For a suspended second, the café seemed to hold its breath—espresso machines quiet, conversations dimming, even the window light pausing like it wanted to see how this would end.

Then the man looked down at his coat.

Then he laughed.

Not politely. Not nervously.

He laughed like someone who had just been released from a very long, very boring meeting with the universe.

“Well,” he said, inspecting the damage, “that’s new.”

Lina blinked. “You’re… not angry?”

“I was five minutes ago,” he said. “But this feels more personal.”

She winced. “I promise I don’t usually attack strangers with caffeine.”

“That’s comforting.” He smiled at her, the kind that arrived slowly, as if he was deciding whether the moment deserved it. “I’m Theo.”

“Lina.” She gestured helplessly at his coat. “I’ll pay for cleaning. Or replacement. Or emotional damages.”

Theo considered. “How do you feel about buying me another coffee instead? One that doesn’t fly.”

Relief flooded her so fast she almost laughed too. “Deal. Sit. I’ll fix this.”

They sat at a small table by the window, where the city moved like it was pretending not to watch them. Lina returned with two cups—carefully this time—and slid one toward him.

“For the record,” Theo said, “this is already the most interesting part of my day.”

“That makes one of us,” Lina muttered, still mortified.

He tilted his head. “Rough morning?”

“Rough personality,” she corrected. “It follows me.”

Theo smiled into his cup. “I have one of those. Mine mostly manifests as overthinking and avoiding phone calls.”

“Mine manifests as apologizing to furniture.”

They shared a quiet laugh—small, unplanned, comfortable.

Lina noticed things she hadn’t meant to: how Theo held his cup like it might escape, how he listened without waiting for his turn to talk, how he didn’t check his phone once.

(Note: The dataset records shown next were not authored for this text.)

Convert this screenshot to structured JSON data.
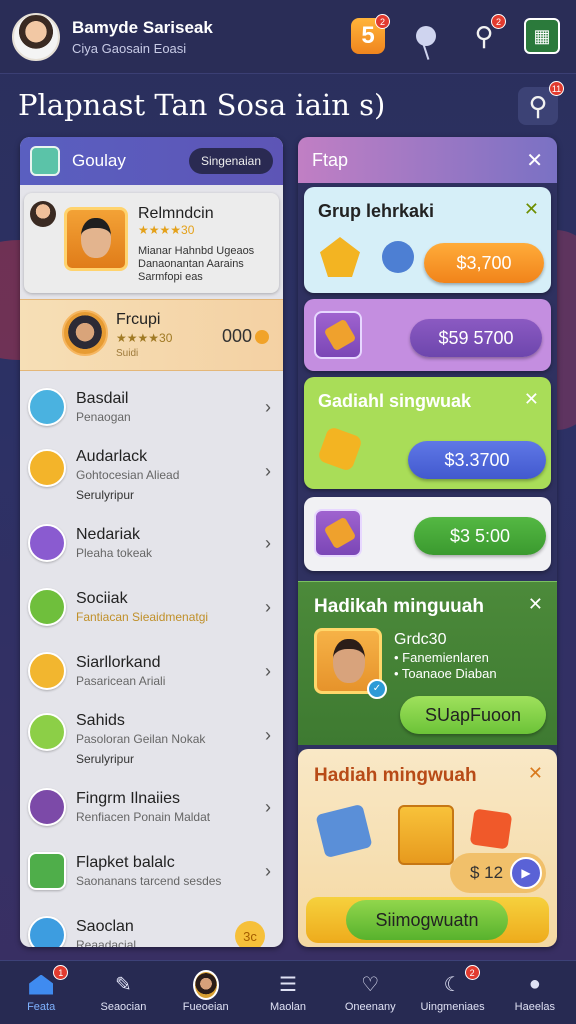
{
  "header": {
    "user_name": "Bamyde Sariseak",
    "user_subtitle": "Ciya Gaosain Eoasi",
    "coin_badge": "5",
    "coin_notify": "2",
    "search_notify": "2"
  },
  "page_title": "Plapnast Tan Sosa iain s)",
  "title_search_badge": "11",
  "left_panel": {
    "header_title": "Goulay",
    "header_pill": "Singenaian",
    "featured_1": {
      "name": "Relmndcin",
      "score": "★★★★30",
      "lines": [
        "Mianar Hahnbd Ugeaos",
        "Danaonantan Aarains",
        "Sarmfopi eas"
      ]
    },
    "featured_2": {
      "name": "Frcupi",
      "score": "★★★★30",
      "label": "Suidi",
      "value": "000"
    },
    "items": [
      {
        "label": "Basdail",
        "sub": "Penaogan",
        "extra": ""
      },
      {
        "label": "Audarlack",
        "sub": "Gohtocesian Aliead",
        "extra": "Serulyripur"
      },
      {
        "label": "Nedariak",
        "sub": "Pleaha tokeak",
        "extra": ""
      },
      {
        "label": "Sociiak",
        "sub": "Fantiacan Sieaidmenatgi",
        "extra": ""
      },
      {
        "label": "Siarllorkand",
        "sub": "Pasaricean Ariali",
        "extra": ""
      },
      {
        "label": "Sahids",
        "sub": "Pasoloran Geilan Nokak",
        "extra": "Serulyripur"
      },
      {
        "label": "Fingrm Ilnaiies",
        "sub": "Renfiacen Ponain Maldat",
        "extra": ""
      },
      {
        "label": "Flapket balalc",
        "sub": "Saonanans tarcend sesdes",
        "extra": ""
      },
      {
        "label": "Saoclan",
        "sub": "Reaadacial",
        "extra": ""
      }
    ],
    "bottom_coin": "3c"
  },
  "right_panel": {
    "header_title": "Ftap",
    "cards": [
      {
        "title": "Grup lehrkaki",
        "price": "$3,700"
      },
      {
        "title": "",
        "price": "$59 5700"
      },
      {
        "title": "Gadiahl singwuak",
        "price": "$3.3700"
      },
      {
        "title": "",
        "price": "$3 5:00"
      }
    ],
    "weekly_1": {
      "title": "Hadikah minguuah",
      "grade": "Grdc30",
      "bullets": [
        "• Fanemienlaren",
        "• Toanaoe Diaban"
      ],
      "button": "SUapFuoon"
    },
    "weekly_2": {
      "title": "Hadiah mingwuah",
      "prize": "$ 12",
      "button": "Siimogwuatn"
    }
  },
  "nav": [
    {
      "label": "Feata",
      "badge": "1",
      "active": true
    },
    {
      "label": "Seaocian",
      "badge": "",
      "active": false
    },
    {
      "label": "Fueoeian",
      "badge": "",
      "active": false
    },
    {
      "label": "Maolan",
      "badge": "",
      "active": false
    },
    {
      "label": "Oneenany",
      "badge": "",
      "active": false
    },
    {
      "label": "Uingmeniaes",
      "badge": "2",
      "active": false
    },
    {
      "label": "Haeelas",
      "badge": "",
      "active": false
    }
  ],
  "colors": {
    "accent_blue": "#4f63d8",
    "card_blue": "#d4eef7",
    "card_purple": "#c08ce0",
    "card_green": "#a6dd54",
    "orange_button": "#f58d1d",
    "green_button": "#43a63a"
  }
}
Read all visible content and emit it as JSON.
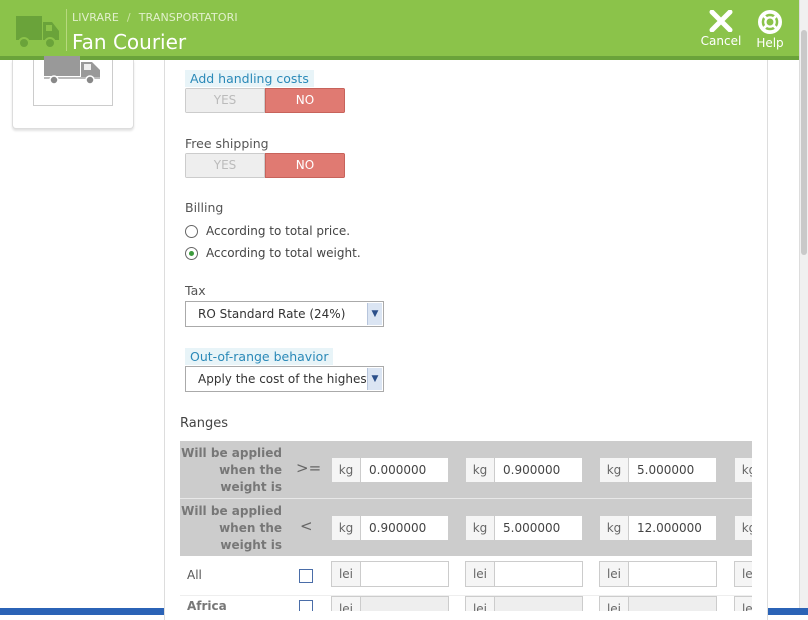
{
  "header": {
    "breadcrumb": [
      "LIVRARE",
      "TRANSPORTATORI"
    ],
    "breadcrumb_sep": "/",
    "title": "Fan Courier",
    "cancel_label": "Cancel",
    "help_label": "Help",
    "cancel_icon": "close-icon",
    "help_icon": "lifebuoy-icon"
  },
  "colors": {
    "header": "#8bc34a",
    "no_active": "#e07a72",
    "hint_bg": "#e8f4f8"
  },
  "form": {
    "handling": {
      "label": "Add handling costs",
      "yes": "YES",
      "no": "NO",
      "value": "NO"
    },
    "free_shipping": {
      "label": "Free shipping",
      "yes": "YES",
      "no": "NO",
      "value": "NO"
    },
    "billing": {
      "label": "Billing",
      "options": [
        "According to total price.",
        "According to total weight."
      ],
      "selected": "According to total weight."
    },
    "tax": {
      "label": "Tax",
      "value": "RO Standard Rate (24%)"
    },
    "out_of_range": {
      "label": "Out-of-range behavior",
      "value": "Apply the cost of the highest"
    }
  },
  "ranges": {
    "title": "Ranges",
    "row_label": [
      "Will be applied",
      "when the",
      "weight is"
    ],
    "gte_sign": ">=",
    "lt_sign": "<",
    "weight_unit": "kg",
    "price_unit": "lei",
    "from": [
      "0.000000",
      "0.900000",
      "5.000000"
    ],
    "to": [
      "0.900000",
      "5.000000",
      "12.000000"
    ],
    "zones": [
      "All",
      "Africa"
    ]
  }
}
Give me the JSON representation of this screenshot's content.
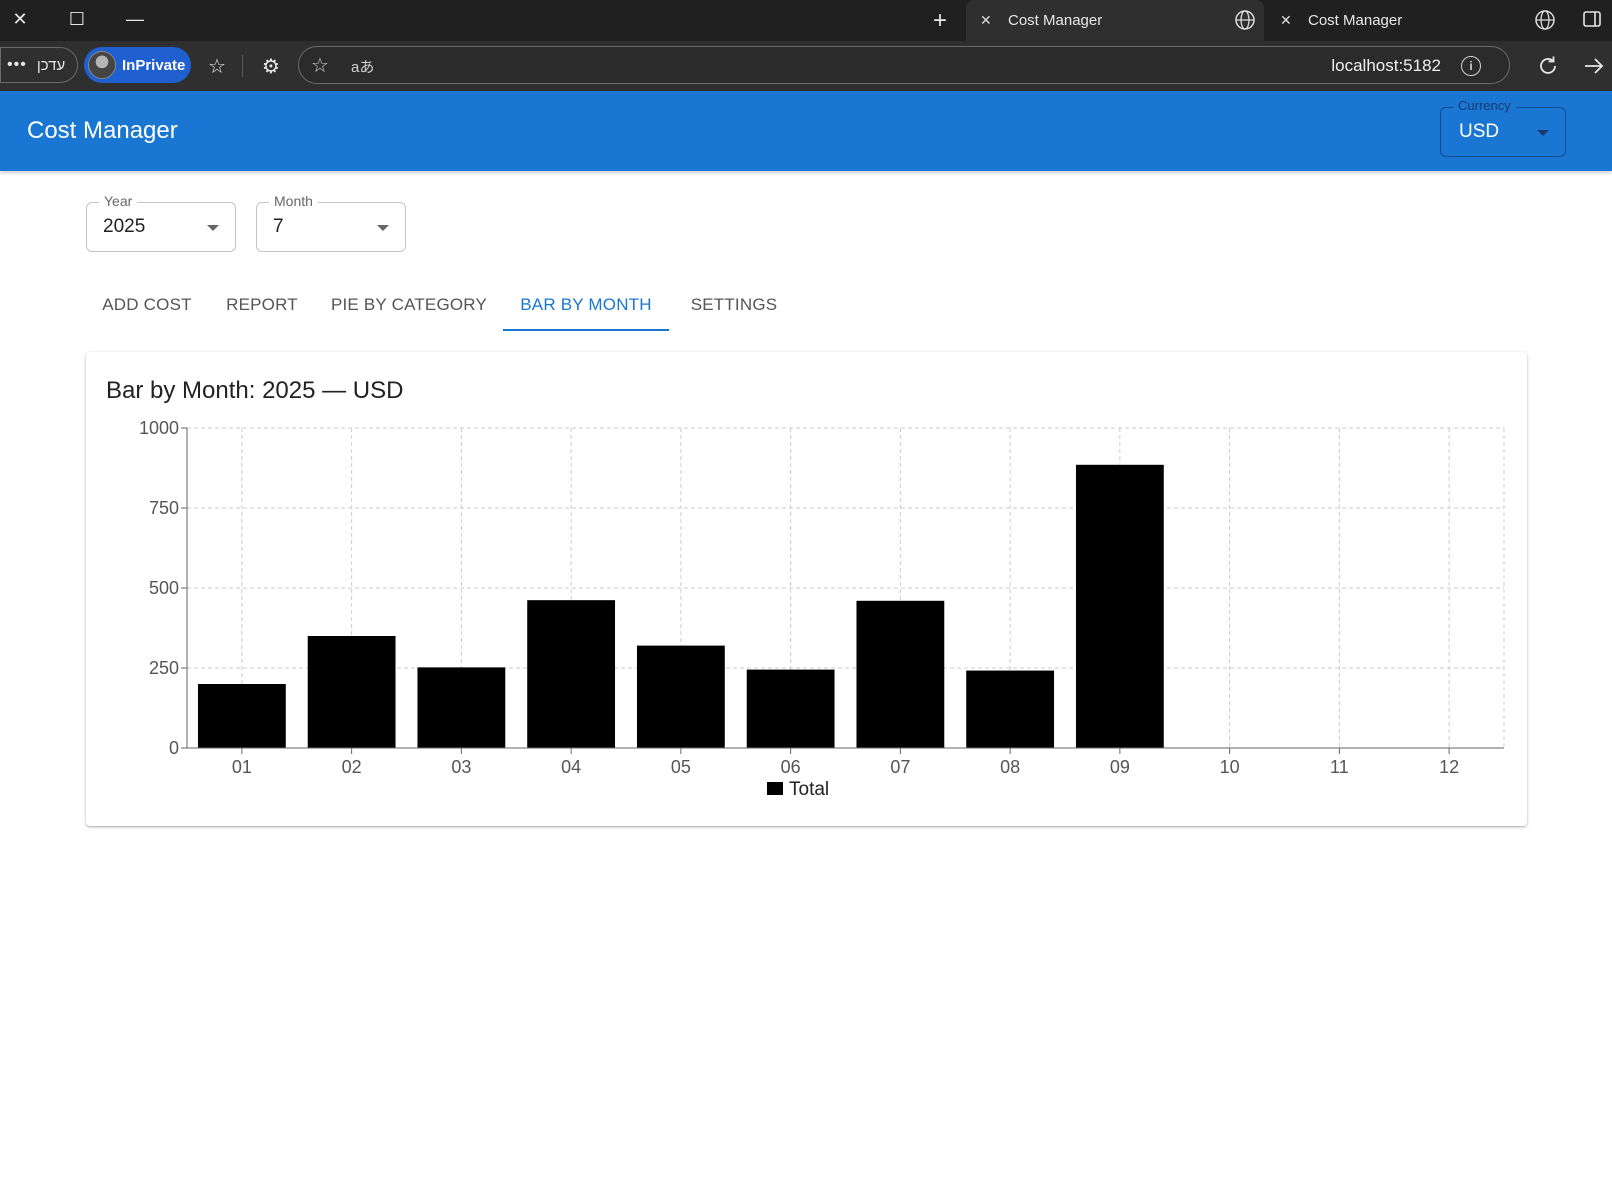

These were not dramatic observations. They were ordinary. Which somehow made them feel dangerous.

“So,” Theo said, “do you come here often, or is today a special performance?”

“I live nearby,” Lina said. “This café is my… emotional support building.”

Theo nodded gravely. “Valid. I come here to avoid my apartment.”

“Roommates?”

“Myself,” he said. “I leave notes everywhere and still forget what I was doing.”

Lina laughed, surprised at how easy it felt.

They talked longer than expected. About bad habits, about favorite pastries, about how both of them pretended they liked mornings more than they did. When the conversation finally slowed, it wasn’t awkward—it just settled, like it didn’t mind being quiet.

Theo glanced at the clock and sighed. “I should go. I have a meeting that will pretend to be important.”

Lina nodded, suddenly aware of a small disappointment she hadn’t agreed to feel. “Right. Of course.”

He stood, hesitated, then pulled a pen from his pocket. On a napkin, he wrote something and slid it toward her.

“Just in case you ever feel like apologizing again,” he said lightly.

It was his number.

Lina stared at it like it might evaporate.

“Thank you,” she said, trying to sound normal and failing slightly.

Theo smiled. “Thank you for the coffee assault.”

He left, coat still damp, posture lighter than when he’d arrived.

Lina sat there for another minute, staring at the napkin.

Then she folded it carefully and put it in her bag like it was something fragile.


That evening, Lina found herself standing in front of her mirror, holding her phone, arguing with herself.

Don’t text him.

Text him casually.

What is casual?

Is three hours too soon?

Her phone buzzed.

A message.

Theo:

So. I just realized my coat smells like espresso and optimism.

Thought you should know.

Lina laughed out loud.

She typed back.

Lina:

Optimism was unintentional. Espresso was not.

Three dots appeared.

Disappeared.

Reappeared.

Theo:

Would you like to accidentally improve my day again sometime?

Lina leaned back against the counter, smiling at nothing.

Lina:

Only if you promise not to wear beige.


Later that night, Lina lay in bed, staring at the ceiling.

Nothing extraordinary had happened.

No sweeping gestures.

No dramatic music.

Just coffee, laughter, and the quiet sense that something small had shifted—something that didn’t ask permission or make promises.

And somehow, that felt like exactly the right way for it to begin.